How Long Has He Got?
King Power sounds like a term that Brendan might use to describe himself, doesn’t it? If anyone is King Power it is Brendan. And as Leicester City are the strangest of clubs, having one of the strangest managers seems entirely appropriate. If the players take against him – and it’s hard to see Jamie Vardy being much of a fan of Brendan’s philosophical bon mots – they’ll make life difficult for him.

They are one of the many victims of the existential crisis that the Premier League has created, where most of the sides have no idea what they’re even for any more. The only point of most clubs seems to be to stay in the league and hoover up money, purely to spend it to stay in the league to hoover up money, to spend it to stay in the league, to hoover up money etc etc repeat until fade, until one year, they are mercifully relegated out of this Premier League purgatory and can once again enjoy playing in a competitive league.

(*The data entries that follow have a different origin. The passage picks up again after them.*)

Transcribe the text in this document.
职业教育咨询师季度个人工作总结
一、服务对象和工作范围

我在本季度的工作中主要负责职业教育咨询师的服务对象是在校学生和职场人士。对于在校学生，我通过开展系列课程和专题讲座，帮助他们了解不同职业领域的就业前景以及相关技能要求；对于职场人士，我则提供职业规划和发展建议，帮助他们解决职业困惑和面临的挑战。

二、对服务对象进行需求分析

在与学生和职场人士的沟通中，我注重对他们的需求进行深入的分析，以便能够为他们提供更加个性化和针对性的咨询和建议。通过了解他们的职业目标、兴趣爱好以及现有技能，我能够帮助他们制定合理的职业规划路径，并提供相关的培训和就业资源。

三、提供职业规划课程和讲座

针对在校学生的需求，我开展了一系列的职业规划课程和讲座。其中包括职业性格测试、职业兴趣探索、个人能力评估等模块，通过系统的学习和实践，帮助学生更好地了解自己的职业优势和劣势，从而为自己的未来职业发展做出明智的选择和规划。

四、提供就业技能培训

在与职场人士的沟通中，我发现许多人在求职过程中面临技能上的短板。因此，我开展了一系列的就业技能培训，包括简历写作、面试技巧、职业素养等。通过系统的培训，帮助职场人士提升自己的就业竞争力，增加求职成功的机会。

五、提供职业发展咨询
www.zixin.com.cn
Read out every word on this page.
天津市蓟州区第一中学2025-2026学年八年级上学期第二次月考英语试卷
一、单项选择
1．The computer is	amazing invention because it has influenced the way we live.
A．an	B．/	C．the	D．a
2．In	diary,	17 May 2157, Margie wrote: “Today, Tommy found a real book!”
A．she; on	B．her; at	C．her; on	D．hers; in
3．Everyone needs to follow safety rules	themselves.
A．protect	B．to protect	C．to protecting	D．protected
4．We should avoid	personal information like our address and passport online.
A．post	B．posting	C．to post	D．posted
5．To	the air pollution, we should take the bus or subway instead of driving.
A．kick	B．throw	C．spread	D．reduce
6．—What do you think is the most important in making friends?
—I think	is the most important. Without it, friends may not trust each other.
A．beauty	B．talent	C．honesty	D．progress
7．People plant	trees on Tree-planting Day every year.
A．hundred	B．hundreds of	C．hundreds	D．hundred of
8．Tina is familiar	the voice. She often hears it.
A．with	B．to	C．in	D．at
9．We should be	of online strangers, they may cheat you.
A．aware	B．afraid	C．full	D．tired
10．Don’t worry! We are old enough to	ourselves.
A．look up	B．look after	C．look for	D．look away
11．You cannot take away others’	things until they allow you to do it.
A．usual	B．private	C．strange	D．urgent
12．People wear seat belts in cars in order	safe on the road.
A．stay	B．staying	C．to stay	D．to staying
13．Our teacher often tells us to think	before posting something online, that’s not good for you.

Leicester somehow managed the opposite, of course. After winning the title, even though no-one at the club expects it to happen again, that success inevitably makes everything else seem like failure. So ending up 7th will not make Brendan seem successful and the feeling that he’s only using them as a stepping stone to get another top six job will set in and soon enough, he’ll be out.

In the current climate where 18 months is a typical tenure at any club, if it takes two years for the malaise to set in, he’ll be doing well. But no matter, in whatever time he has before he gives his life to make the club successful, we shall all have a lot of fun. Welcome back Brendan. I’ll get the mince on, shall I?